The question of long-term savings is still open, but Steven Parente of the University of Minnesota is closely tracking the experience. So far, he says, whether consumer-driven health saves money depends on the design of the program. He has studied one large employer with a pretty rich package whose employees saved on prescription drugs but not on hospital expenses, but “we have other results that we are still working on that show HRAs can lower cost.”
Parente does not yet have information on HSA experience, but expects that by 2007 there will be enough data to know whether consumer-driven health plans are cost-effective.

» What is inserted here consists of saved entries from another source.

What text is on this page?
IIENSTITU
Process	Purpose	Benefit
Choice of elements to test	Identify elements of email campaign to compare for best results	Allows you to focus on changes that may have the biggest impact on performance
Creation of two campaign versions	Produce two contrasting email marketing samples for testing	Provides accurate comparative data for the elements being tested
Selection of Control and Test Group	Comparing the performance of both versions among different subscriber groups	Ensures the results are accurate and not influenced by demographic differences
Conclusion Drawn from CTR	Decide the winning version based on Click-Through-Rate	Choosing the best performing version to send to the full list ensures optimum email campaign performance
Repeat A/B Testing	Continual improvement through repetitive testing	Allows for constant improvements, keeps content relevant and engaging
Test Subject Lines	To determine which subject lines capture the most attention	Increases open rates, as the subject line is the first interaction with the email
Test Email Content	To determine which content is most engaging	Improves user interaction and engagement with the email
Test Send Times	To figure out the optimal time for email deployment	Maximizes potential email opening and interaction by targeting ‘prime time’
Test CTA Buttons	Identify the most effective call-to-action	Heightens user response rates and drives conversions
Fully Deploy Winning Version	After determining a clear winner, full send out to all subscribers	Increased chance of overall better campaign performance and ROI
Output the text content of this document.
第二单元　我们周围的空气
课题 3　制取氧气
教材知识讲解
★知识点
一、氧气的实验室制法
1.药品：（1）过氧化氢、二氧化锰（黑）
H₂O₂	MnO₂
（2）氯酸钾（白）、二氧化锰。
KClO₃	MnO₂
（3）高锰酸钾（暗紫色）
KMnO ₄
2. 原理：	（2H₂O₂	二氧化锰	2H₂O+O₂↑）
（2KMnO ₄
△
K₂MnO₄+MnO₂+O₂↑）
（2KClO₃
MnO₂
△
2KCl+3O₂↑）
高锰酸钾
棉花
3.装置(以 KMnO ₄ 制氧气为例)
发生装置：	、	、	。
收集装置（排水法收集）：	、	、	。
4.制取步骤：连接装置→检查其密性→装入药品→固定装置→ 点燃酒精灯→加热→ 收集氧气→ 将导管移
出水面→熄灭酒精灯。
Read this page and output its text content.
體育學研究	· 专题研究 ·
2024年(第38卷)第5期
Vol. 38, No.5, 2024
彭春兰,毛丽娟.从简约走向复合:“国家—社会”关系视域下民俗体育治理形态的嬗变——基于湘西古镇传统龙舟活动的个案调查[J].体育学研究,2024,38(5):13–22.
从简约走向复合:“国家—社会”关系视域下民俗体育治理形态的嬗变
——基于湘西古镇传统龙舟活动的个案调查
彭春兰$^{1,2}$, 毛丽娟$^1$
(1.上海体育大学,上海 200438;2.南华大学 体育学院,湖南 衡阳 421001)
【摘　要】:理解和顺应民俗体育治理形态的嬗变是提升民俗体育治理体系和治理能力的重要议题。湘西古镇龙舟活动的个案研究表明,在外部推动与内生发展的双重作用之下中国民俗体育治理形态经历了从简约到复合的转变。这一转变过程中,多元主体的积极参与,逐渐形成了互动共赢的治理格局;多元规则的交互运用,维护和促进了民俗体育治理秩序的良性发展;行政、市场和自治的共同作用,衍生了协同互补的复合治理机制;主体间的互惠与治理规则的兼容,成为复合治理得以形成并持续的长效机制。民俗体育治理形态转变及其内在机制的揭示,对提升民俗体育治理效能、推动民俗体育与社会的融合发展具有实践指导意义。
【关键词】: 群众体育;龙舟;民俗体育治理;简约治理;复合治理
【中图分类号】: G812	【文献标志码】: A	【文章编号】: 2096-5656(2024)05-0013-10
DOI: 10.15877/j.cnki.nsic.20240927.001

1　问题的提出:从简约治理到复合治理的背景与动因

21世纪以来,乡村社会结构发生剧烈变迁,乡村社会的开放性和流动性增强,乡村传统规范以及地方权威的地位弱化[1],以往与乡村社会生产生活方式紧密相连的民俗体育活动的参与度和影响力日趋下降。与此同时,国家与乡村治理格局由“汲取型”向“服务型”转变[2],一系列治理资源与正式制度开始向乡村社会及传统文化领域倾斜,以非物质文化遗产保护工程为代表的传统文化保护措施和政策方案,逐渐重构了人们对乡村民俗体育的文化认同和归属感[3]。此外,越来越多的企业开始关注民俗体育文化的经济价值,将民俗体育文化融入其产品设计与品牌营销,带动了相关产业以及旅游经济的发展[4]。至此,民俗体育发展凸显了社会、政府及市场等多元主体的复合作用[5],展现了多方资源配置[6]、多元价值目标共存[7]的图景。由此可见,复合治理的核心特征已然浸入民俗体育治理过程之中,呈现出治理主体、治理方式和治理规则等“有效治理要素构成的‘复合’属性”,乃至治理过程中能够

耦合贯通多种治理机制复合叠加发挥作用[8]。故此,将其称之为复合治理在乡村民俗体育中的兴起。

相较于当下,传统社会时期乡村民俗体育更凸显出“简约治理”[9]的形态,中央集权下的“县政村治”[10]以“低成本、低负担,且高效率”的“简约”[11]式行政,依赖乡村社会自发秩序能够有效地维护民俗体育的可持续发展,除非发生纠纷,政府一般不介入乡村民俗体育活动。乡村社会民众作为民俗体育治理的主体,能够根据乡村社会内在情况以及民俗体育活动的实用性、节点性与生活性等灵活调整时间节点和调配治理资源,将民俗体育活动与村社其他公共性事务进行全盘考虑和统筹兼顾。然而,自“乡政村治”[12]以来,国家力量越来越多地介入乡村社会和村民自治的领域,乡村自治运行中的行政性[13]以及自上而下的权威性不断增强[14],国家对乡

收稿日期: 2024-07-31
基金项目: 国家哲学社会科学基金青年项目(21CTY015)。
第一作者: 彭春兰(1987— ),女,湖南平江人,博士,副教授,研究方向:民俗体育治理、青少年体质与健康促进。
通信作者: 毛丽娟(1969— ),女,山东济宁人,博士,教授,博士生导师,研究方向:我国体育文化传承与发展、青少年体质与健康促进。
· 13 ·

Source: April 1, 2005, Employee Benefit News, http://www.benefitnews.com
Banks Looking at New Market
Keeping up with the competition is no longer a matter of worrying about what other health plans may be doing. In a consumer-driven world, the relevant industry is no longer health insurance, but health care financing. All the more reason, then, to watch what the financial services organizations are doing.
One interesting development is a collaboration between PricewaterhouseCoopers (PWC) and the Medical Banking Project (MBP). The two organizations are developing an HSA Workgroup “to assess and/or develop best practices for administering deductibles and also to recommend safeguards that protect health care providers from excessive write-offs,” according to an April news release by the MBP.
PWC’s Dave Harris, leader of the effort, is quoted as saying, “Consumers will judge HSA and high-deductible health plan combinations by how convenient they are to use, including managing deposits, withdrawals, payments, and reimbursement of qualified medical expenses.”
The release goes on to say, “One objective of the HSA Workgroup is to develop the necessary groundwork that will enable patients to have the ability to one day walk up to an ATM-style kiosk at a hospital, swipe their insurance ID with debit card functionality, and never have to worry about complex paperwork commonly associated with HDHPs.”
PWC’s Peter Savalli adds, “HSAs provide opportunities for banks and other financial service institutions to expand services into a relatively new market. The discipline and technology used by banks to process financial transactions can decrease time and costs in today’s environment.”
HSA Investment Options Grow Kiplinger’s Personal Finance Magazine also has several examples of families who have successfully navigated the new world of HSAs. One is a Tallahassee, Florida family who signed up for a Golden Rule HSA with a $5,250 deductible and is saving more than $7,000 per year in premiums. Their premiums dropped from $900/month to $312/month. They put $4,700 into their HSA last year and will contribute $5,000 this year.
The article notes HSA administrators, faced with rising account balances, are beginning to make better long-term investment options available. It cites the experience of several companies, including Health Savings Administrators, which offers 15 Vanguard funds; First HSA, which “offers a range of funds and individual stocks”; and Mellon Financial, which has Dreyfus fund options. Other companies mentioned include JP Morgan Chase, Wells Fargo, and Fidelity.
Fresh Thinking from Banks
A similar theme is struck by William Short of UMB Bank in Kansas City. He writes in an article in the Kansas City Business Journal, “As financial institutions enter a market dominated by insurance companies, we can expect their fresh perspective to have significant impact on consumer-directed health care.”
Short adds, “What makes the HSA so special is that it brings the banking industry into the medical/health insurance arena. Banking core competencies revolve around payment processing, and there is not an industry in more need of efficient payment processing than the health insurance business.”
He also notes, “With the introduction of point-of-sale payment, overhead costs can be lowered, and an end to long lags between service provision and compensation will be at hand.”
Greg Scandlen ([email protected]) is assistant editor of Health Care News.